With Baby Simon Crosier who was born with Trisomy 18 and a heart defect in 2010, his parents begged for help when Simon started deteriorating. They did not know that the hospital had made their baby a Do Not Resuscitate and was being given only “comfort feeds” due to a secret futility policy. They had to helplessly watch as Simon died in their arms. The later Simon’s Law bill they helped write to prevent other outrageous secret futility guidelines in hospitals continues to sit in a Missouri legislative committee but hopefully it will get to the House floor this session. (Simon’s Law was passed in Kansas in 2017.)
The usual standard for parental decision-making in the U,S. has been:
“Medical caretakers have an ethical and legal duty to advocate for the best interests of the child when parental decisions are potentially dangerous to the child’s health, imprudent, neglectful, or abusive. As a general rule, medical caretakers and others should challenge parental decisions when those decisions place the child at significant risk of serious harm.” (Emphasis added)
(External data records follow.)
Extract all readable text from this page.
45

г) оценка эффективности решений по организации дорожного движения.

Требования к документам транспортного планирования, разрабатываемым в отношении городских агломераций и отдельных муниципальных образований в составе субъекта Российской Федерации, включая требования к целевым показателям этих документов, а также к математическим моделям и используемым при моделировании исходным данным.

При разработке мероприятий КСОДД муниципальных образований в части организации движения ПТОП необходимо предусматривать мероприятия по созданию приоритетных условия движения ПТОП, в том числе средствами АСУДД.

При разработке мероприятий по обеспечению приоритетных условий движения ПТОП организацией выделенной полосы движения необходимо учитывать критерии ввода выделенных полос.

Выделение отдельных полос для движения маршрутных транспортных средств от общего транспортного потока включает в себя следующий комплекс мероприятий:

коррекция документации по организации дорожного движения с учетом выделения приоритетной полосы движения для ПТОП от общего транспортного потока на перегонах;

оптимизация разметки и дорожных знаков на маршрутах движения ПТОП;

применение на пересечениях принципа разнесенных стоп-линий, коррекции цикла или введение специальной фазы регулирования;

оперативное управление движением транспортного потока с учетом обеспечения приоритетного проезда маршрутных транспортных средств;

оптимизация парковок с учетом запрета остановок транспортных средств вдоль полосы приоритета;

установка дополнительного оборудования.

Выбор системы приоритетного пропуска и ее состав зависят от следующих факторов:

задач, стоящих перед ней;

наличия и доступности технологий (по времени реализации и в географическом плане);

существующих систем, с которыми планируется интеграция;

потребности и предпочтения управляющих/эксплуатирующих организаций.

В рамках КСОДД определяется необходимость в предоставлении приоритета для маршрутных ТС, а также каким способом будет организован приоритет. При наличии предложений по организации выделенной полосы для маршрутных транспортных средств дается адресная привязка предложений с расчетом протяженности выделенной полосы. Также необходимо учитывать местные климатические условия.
But, after Baby Doe starved to death, medical groups fought the proposed Baby Doe Regulations intended to protect such children with disabilities as too restrictive. For example, the American Medical Association endorsed the quality of life standard prior to the Baby Doe case:
“In the making of decisions for the treatment of seriously deformed newborns or persons who are severely deteriorated victims of injury, illness, or advanced age, quality of life is a factor to be considered in determining what is best for the individual.
In caring for defective infants the advice and judgment of the physician should be readily available, but the decision as to whether to treat a severely defective infant and exert maximal efforts to sustain life should be the choice of the parents.” (Emphasis added)
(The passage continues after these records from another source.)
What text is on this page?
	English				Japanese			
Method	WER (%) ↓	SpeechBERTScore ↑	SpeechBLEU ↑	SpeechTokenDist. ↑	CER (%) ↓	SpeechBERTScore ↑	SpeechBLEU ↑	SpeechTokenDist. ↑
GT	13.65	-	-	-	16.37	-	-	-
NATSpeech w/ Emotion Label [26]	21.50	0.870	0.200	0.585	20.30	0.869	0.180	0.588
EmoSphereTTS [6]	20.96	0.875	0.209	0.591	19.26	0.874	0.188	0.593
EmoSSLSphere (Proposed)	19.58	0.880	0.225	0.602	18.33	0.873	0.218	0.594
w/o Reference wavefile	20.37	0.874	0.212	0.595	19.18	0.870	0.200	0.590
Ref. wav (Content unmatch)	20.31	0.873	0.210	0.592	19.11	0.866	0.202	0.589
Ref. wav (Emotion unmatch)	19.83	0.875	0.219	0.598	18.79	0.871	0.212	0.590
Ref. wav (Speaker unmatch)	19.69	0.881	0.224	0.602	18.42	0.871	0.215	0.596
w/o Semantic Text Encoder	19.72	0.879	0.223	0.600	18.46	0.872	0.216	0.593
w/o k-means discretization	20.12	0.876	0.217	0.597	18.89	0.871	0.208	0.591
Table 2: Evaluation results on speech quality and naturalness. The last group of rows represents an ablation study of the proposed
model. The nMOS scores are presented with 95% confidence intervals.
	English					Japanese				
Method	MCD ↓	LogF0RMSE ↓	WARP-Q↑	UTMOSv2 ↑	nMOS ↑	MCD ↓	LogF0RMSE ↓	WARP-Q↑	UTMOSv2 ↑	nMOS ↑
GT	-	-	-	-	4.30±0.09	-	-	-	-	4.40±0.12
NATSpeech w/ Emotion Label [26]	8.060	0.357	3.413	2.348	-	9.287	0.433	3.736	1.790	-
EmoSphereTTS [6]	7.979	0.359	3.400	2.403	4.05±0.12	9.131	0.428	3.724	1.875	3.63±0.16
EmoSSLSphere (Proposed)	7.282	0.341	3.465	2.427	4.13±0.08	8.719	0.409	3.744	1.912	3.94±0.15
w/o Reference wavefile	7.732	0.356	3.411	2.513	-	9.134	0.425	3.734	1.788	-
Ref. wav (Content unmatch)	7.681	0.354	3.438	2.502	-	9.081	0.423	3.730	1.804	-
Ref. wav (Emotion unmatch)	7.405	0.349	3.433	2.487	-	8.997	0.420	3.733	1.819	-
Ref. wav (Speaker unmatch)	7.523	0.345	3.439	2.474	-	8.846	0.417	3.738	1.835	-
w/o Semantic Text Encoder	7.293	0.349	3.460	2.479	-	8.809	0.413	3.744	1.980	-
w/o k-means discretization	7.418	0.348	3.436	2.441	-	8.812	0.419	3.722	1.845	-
But at a pediatric ethics conference in 1994, I was shocked by a workshop where the focus was on how to convince parents to refuse or withdraw treatment from seriously disabled or dying children. One speaker/lawyer was even applauded when he suggested that parents who refused to withdraw treatment like feeding tubes from their “vegetative” children were being “cruel” and even “abusive” by not “allowing” their children to die. He also said that judges would be most likely to side with the doctors and/or ethics committee if such cases went to court.
Over the years and unknown to most of the public, many ethicists still refuse to concede this “choice” of a right to continue treatment and instead have developed a new theory that doctors cannot be forced to provide “inappropriate” or “futile” care to patients of any age. This theory evolved into “futile care” policies at hospitals in Houston, Des Moines, California and other areas. Even Catholic hospitals have been involved.
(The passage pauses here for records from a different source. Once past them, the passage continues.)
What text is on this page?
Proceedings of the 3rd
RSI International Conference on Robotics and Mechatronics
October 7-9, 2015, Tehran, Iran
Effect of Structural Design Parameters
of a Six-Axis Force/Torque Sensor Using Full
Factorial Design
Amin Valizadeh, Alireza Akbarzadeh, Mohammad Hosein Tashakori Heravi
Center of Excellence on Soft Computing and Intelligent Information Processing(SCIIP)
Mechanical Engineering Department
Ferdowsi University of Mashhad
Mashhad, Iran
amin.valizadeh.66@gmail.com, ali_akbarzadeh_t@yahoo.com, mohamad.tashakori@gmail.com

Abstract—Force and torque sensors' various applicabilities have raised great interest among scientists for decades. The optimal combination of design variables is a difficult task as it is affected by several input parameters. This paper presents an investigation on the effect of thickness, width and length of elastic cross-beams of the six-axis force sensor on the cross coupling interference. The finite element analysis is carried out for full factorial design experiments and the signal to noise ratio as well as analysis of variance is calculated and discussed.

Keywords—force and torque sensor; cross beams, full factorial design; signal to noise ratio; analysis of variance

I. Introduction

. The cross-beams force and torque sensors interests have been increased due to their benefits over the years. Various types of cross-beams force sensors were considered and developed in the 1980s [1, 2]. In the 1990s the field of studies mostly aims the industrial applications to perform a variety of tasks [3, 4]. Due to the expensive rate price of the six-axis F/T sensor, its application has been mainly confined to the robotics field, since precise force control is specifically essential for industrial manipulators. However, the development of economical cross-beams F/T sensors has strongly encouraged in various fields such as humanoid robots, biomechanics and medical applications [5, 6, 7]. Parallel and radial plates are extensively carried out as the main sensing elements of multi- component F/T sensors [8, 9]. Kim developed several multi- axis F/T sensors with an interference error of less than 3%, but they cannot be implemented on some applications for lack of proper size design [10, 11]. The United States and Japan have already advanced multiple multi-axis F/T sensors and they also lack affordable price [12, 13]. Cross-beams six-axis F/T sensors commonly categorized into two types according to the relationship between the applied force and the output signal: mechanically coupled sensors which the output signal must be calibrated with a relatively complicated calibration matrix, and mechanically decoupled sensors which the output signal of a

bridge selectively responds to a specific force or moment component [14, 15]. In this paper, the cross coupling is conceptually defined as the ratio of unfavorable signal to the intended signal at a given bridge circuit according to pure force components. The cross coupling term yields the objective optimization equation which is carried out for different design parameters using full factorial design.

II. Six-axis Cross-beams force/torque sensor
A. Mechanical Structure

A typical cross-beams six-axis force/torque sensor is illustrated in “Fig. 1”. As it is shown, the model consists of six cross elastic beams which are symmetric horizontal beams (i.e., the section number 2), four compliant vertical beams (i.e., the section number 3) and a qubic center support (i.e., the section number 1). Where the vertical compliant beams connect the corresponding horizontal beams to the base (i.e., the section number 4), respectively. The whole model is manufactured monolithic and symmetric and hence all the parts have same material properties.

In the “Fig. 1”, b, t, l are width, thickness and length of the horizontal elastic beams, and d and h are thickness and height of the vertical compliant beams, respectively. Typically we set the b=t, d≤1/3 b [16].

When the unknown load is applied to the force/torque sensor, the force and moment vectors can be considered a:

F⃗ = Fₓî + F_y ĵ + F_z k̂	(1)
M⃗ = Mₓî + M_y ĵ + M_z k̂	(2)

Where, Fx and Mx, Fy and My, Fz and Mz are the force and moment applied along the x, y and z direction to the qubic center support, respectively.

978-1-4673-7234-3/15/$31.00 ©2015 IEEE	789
And now, as Baby Simon’s parents and I have unfortunately found, such decisions are sometimes made without even notifying us. This must change with not only legislation like Simon’s Law but also a change of attitude towards these little ones.
While there are situations where a family or patient might unreasonably demand truly medically futile, the decision to deliberately end the life of a person because he or she is deemed to have little or no “quality of life” should never be made.
The terrible ordeal that Baby Alfie and his parents went through sparked tremendous outrage around the world, especially over the callous treatment of his obviously loving parents.
This was inhuman, not “humane” and we must continue the fight to demand truly ethical, caring and nondiscriminatory healthcare, especially for the youngest among us.